Dalam sejarah bahasa,
Aristoteles – filsuf dan ilmuwan Yunani inilah yang memperkenalkan diksi
sebagai sarana menulis indah dan berbobot. Gagasannya itu ia sebut diksi puitis
yang ia tulis dalam Poetics- salah satu karyanya. Seseorang akan mampu
menulis indah, khususnya puisi, harus memiliki kekayaan yang melimpah: diksi
puitis. Gagasan Aristoteles dikembangkan fungsinya, bahwa diksi tidak hanya
diperlukan bagi penyair dalam menulis puisi, tapi juga bagi para sastrawan yang
menulis prosa dengan berbagai genrenya.
Narasumber juga
menambahkan penjelasannya bahwa William Shakespeare dikenal sebagai sastrawan
yang sangat piawai dalam menyajikan diksi melalui naskah drama. Ia menjadi
mahaguru bagi siapa saja yang berminat menuliskan romantisme dipadu tragedi.

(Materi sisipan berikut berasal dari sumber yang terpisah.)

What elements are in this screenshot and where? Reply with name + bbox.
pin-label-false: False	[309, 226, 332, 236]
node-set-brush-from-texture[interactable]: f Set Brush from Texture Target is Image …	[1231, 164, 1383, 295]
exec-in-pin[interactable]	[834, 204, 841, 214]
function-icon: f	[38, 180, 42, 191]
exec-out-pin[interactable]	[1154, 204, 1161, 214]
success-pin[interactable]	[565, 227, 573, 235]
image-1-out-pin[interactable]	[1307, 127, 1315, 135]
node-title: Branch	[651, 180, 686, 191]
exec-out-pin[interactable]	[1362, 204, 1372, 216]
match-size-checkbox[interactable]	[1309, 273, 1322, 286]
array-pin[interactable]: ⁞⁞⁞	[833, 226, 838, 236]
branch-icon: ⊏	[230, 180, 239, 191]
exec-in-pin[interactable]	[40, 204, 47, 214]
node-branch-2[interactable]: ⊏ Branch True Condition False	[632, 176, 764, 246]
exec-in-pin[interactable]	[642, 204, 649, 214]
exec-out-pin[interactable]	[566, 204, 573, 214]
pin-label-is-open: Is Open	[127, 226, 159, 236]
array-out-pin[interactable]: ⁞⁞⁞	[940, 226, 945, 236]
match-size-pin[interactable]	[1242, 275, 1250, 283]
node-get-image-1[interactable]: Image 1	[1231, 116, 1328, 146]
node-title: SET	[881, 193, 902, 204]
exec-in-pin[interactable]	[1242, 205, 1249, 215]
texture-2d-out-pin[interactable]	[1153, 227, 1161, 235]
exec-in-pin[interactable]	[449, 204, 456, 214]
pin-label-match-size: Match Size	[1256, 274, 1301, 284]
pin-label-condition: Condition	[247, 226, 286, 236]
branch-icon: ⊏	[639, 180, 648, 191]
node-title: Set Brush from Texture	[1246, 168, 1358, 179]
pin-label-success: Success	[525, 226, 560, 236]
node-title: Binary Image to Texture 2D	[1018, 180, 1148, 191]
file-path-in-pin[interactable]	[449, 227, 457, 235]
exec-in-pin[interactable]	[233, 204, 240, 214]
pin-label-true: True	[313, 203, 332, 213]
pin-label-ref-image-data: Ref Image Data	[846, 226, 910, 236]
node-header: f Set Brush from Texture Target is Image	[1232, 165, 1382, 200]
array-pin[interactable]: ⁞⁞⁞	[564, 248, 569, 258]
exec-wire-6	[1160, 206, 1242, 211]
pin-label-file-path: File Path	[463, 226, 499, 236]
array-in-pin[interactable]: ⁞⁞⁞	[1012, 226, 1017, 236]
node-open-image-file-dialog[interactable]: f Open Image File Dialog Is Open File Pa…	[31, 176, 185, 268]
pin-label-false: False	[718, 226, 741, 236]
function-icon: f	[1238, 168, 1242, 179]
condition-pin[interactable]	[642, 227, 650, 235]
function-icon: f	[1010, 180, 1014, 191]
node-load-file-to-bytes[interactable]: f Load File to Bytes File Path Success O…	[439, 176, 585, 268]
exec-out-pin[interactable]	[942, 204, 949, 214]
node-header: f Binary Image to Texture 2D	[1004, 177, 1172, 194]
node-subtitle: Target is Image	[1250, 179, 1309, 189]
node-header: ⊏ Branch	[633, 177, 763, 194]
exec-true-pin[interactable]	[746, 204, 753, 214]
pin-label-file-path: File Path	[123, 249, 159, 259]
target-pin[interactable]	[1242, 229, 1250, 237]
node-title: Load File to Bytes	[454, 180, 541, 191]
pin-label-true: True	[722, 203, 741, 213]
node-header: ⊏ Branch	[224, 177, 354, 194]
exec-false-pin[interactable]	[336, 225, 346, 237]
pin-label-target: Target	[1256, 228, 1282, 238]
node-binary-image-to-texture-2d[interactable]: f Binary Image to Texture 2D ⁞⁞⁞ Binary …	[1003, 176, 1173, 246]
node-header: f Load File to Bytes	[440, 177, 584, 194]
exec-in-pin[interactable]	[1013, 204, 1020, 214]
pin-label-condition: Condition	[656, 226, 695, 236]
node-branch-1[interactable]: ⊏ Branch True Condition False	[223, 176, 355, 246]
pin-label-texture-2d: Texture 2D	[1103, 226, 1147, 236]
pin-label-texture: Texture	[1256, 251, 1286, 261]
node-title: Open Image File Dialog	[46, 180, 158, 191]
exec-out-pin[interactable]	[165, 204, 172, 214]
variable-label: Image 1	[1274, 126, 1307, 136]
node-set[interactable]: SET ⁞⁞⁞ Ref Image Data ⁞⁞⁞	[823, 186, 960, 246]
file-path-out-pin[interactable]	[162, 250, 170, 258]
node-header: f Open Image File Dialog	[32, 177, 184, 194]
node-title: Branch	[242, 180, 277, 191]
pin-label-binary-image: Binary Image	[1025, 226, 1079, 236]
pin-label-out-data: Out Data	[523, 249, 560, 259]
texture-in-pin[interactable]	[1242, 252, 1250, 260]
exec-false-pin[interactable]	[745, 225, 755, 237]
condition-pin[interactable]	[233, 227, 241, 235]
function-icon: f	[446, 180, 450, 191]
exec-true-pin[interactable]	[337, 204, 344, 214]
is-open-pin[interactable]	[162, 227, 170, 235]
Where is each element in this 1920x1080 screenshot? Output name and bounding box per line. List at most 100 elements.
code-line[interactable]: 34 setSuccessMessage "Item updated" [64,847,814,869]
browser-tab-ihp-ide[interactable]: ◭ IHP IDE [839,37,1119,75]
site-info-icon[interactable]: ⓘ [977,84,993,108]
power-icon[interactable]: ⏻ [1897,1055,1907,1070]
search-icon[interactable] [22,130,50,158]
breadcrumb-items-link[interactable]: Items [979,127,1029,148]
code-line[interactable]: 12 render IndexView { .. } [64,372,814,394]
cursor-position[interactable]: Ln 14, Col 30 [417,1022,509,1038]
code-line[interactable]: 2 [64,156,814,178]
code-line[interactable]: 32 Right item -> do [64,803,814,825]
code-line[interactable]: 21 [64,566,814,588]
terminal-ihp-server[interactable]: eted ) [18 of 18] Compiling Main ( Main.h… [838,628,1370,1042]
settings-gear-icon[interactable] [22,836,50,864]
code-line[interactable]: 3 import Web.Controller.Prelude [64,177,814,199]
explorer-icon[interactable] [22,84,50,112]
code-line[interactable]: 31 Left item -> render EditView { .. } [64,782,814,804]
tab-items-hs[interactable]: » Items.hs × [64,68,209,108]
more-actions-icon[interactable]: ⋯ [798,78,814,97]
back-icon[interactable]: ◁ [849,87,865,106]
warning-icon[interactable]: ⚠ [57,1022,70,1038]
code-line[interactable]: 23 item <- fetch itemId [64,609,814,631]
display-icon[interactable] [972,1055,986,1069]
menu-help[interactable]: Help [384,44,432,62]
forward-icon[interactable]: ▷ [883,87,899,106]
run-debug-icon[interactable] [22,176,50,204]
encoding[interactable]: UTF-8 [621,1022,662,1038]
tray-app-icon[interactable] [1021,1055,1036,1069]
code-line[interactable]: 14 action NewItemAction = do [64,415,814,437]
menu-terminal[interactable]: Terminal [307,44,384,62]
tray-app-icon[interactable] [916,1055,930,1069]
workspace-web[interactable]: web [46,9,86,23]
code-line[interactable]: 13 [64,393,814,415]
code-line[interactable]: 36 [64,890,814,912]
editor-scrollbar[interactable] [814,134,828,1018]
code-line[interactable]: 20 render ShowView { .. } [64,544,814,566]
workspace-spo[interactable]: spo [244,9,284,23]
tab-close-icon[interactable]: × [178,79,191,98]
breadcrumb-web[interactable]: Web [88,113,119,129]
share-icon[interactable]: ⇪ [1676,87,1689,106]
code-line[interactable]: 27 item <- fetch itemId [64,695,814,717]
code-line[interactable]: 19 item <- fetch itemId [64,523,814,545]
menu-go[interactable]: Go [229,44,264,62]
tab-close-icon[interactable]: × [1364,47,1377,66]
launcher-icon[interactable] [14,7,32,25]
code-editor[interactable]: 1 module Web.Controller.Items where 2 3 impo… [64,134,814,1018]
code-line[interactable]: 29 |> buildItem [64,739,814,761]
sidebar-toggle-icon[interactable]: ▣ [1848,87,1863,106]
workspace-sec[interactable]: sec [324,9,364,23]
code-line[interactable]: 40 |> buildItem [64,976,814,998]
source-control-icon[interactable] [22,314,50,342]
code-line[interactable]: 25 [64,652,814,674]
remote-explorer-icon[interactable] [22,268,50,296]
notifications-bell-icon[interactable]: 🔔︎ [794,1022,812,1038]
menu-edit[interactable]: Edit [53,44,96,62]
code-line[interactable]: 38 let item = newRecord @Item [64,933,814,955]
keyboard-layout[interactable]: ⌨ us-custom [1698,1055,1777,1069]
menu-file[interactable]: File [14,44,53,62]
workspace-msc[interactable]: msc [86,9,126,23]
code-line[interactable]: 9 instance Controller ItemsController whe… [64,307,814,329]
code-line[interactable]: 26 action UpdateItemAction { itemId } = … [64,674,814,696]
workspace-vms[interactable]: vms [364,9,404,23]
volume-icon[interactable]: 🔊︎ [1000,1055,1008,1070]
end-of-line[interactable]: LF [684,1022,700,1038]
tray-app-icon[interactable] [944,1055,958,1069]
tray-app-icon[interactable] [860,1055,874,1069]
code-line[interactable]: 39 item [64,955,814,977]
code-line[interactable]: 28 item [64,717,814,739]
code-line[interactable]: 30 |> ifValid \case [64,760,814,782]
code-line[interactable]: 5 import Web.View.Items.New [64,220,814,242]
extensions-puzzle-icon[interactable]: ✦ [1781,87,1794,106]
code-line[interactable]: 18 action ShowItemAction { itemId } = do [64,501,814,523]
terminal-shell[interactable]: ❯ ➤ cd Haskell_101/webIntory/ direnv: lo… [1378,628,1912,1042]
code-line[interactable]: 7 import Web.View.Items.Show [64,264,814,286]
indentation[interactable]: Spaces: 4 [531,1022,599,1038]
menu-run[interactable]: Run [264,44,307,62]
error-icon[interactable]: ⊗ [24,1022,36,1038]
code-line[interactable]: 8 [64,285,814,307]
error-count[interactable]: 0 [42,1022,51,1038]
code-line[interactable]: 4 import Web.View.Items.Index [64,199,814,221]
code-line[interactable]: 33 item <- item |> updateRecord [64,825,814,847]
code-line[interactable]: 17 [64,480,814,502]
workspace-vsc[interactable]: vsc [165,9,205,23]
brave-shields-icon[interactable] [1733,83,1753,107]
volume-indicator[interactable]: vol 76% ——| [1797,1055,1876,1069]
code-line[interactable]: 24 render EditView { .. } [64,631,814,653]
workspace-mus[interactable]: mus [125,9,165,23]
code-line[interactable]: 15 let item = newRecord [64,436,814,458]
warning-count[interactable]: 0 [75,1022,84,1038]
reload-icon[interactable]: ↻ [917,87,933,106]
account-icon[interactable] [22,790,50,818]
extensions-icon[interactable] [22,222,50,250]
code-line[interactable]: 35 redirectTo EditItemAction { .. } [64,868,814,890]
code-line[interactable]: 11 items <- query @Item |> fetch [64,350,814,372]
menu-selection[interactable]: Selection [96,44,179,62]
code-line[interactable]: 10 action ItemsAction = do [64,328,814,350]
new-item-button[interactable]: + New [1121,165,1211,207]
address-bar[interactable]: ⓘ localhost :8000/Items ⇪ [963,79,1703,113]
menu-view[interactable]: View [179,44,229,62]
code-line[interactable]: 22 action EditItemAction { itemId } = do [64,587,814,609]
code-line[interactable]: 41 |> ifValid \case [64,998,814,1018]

Diksi Shakespeare relevan untuk menulis karya yang bersifat realita maupun
metafora. Gaya penyajiannya sangat komunikatif, tak lekang digilas zaman.
Mengapa diksi begitu
penting dalam kajian sebuah bahasa? Sebab banyak keindahan atas sebuah kata
yang tak tereja oleh bibir. Diksi bak pijar bintang di angkasa yang menunjukkan
dirinya dengan kilauan, mempesona, dan tak membosankan. Lantas, apakah begitu
sulit kita dalam berdiksi? Terkadang banyak penulis yang merasa takut dalam
memulai sebuah tulisan, terkadang lidah kita merasa kelu untuk menulis sesuatu
yang menakjubkan. Ada keraguan yang dibungkam sebelum diterjemahkan dalam
bahasa. Menulislah, karena menulis itu sederhana, sesederhana mengadukkan gula
dalam gelas kopi. Menulis dari apa yang kita lihat, apa yang kita rasakan, dan
apa yang kita dengarkan. Artinya kita bisa melibatkan 5 macam panca indra kita.
Selanjutnya, narasumber
menjelaskan 5 jurus jitu dalam mengembangkan diksi yang menarik:
1. Sense of Touch adalah menulis
dengan melibatkan indra peraba. Indra peraba dapat digunakan untuk memperinci
dengan apik tekstur permukaan benda atau apapun. Penggunaan indra peraba ini
sangat cocok untuk menggambarkan detail suatu permukaan, gesekan, tentang apa
yang kita rasakan pada kulit. Aplikasi indra peraba ini juga sangat tepat
digunakan untuk menggambarkan sesuatu yang tidak terlihat, seperti angin. Atau
cocok juga diterapkan untuk sesuatu yang kita rasakan dengan menyentuhnya atau
tidak dengan menyentuhnya. Contoh: Pada pori-pori angin yang dingin, aku
pernah mengeja rindu yang datang tanpa permisi.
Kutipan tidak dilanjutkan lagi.